Hacker News new | ask | show | jobs
by alexlrobertson 2802 days ago
> Our solution for the short term, while physical traffic signals still coexist with the VTL system, is to provide pedestrians a way to give themselves the right-of-way. Ever since January of this year, our pilot program in Pittsburgh has provided a button to push that actuates a red light—real for the pedestrians, and virtual for the cars—at all four approaches to the intersection. It has worked every time.

This is what is described as a "beg button" by urbanists. Requiring pedestrians to press a button to give them a safe window in which to cross doesn't account for situations where pedestrians may not be able to request to cross due to construction, disability, or other factors.

https://usa.streetsblog.org/2017/03/24/seattle-campaign-to-g...

4 comments

As a pedestrian, I feel safer if there's a button to push!

Drivers can see the walk signal too. It serves as an extra reminder to look for a pedestrian. If it's on every time, then it conveys no information about whether there's a pedestrian this time.

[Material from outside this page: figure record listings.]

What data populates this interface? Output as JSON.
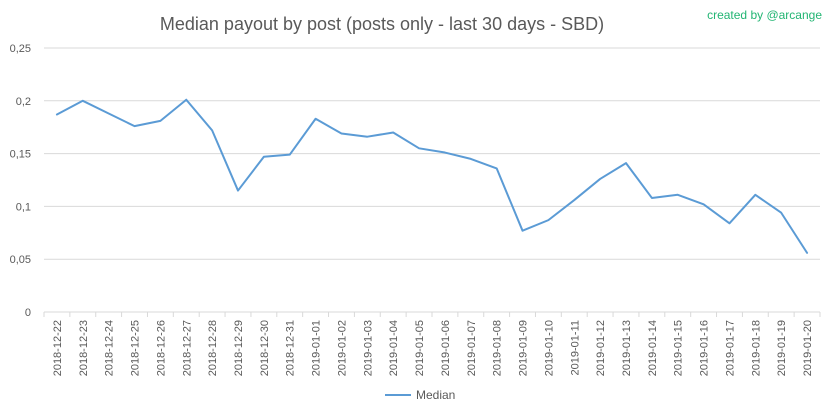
{
  "chart_data": {
    "type": "line",
    "title": "Median payout by post (posts only - last 30 days - SBD)",
    "credit": "created by @arcange",
    "x": [
      "2018-12-22",
      "2018-12-23",
      "2018-12-24",
      "2018-12-25",
      "2018-12-26",
      "2018-12-27",
      "2018-12-28",
      "2018-12-29",
      "2018-12-30",
      "2018-12-31",
      "2019-01-01",
      "2019-01-02",
      "2019-01-03",
      "2019-01-04",
      "2019-01-05",
      "2019-01-06",
      "2019-01-07",
      "2019-01-08",
      "2019-01-09",
      "2019-01-10",
      "2019-01-11",
      "2019-01-12",
      "2019-01-13",
      "2019-01-14",
      "2019-01-15",
      "2019-01-16",
      "2019-01-17",
      "2019-01-18",
      "2019-01-19",
      "2019-01-20"
    ],
    "series": [
      {
        "name": "Median",
        "color": "#5b9bd5",
        "values": [
          0.187,
          0.2,
          0.188,
          0.176,
          0.181,
          0.201,
          0.172,
          0.115,
          0.147,
          0.149,
          0.183,
          0.169,
          0.166,
          0.17,
          0.155,
          0.151,
          0.145,
          0.136,
          0.077,
          0.087,
          0.106,
          0.126,
          0.141,
          0.108,
          0.111,
          0.102,
          0.084,
          0.111,
          0.094,
          0.056
        ]
      }
    ],
    "ylim": [
      0,
      0.25
    ],
    "yticks": [
      0,
      0.05,
      0.1,
      0.15,
      0.2,
      0.25
    ],
    "ytick_labels": [
      "0",
      "0,05",
      "0,1",
      "0,15",
      "0,2",
      "0,25"
    ],
    "grid": true,
    "legend": "bottom"
  }
}
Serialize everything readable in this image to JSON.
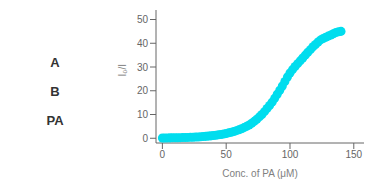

For example, I'm standing on the northwest corner, facing east and waiting to cross. A car is also facing east and will be making a left turn across my path. Ideally every driver looks all around, so they'll see me 90 degrees off to their left, but in practice drivers tend to look in the direction they're going to be driving. This means their field of vision includes the walk signal but not me.

For that matter, I wouldn't hate the idea of expanding the button's functionality to advertise my presence even more. Like sticking a flashing "PEDESTRIANS PRESENT" light right next to the red/yellow/green light.

Buttons for pedestrian signals are great for safety. The point I was trying to get across is that in the proposed system, a pedestrian would never get a dedicated window to cross unless they push the button.
Everything has trade-offs. Not having vehicles sit idling while nobody crosses the street reduces pollution even if it makes it harder to cross the street in some case.
Wait. It's describing a pedestrian push-button, to trigger a red-light for traffic, as some kind of new invention?
No, it's just describing how they fit the new system around current constraints.
And it's just demeaning. Any sensible urban transportation system needs to be a pyramid based on most trips being taken on foot. Anything that prioritizes cars over pedestrians in a city is a mistake. Yes, it's a mistake that 99.5% of American cities make, but it's still a mistake.

A far better system for connected vehicles would be pedestrian signals that are always green for pedestrians by default, which will change to permit vehicles to pass when vehicles are present. This is very expensive though. Far better and cheaper to just ban cars.

No, that would be a terrible system for us pedestrians, who already bear the brunt of air pollution in the cities. Just imagine how terrible it would be with all those cars constantly stopping, idling and starting.
That's what they're doing in the cities now anyhow. It's just a blocks long line of cars everywhere, idling, inching forward, waiting for the car in front of them to move. It's not the traffic lights that are creating all the stopping/idling, it's the traffic jams, due to too many cars.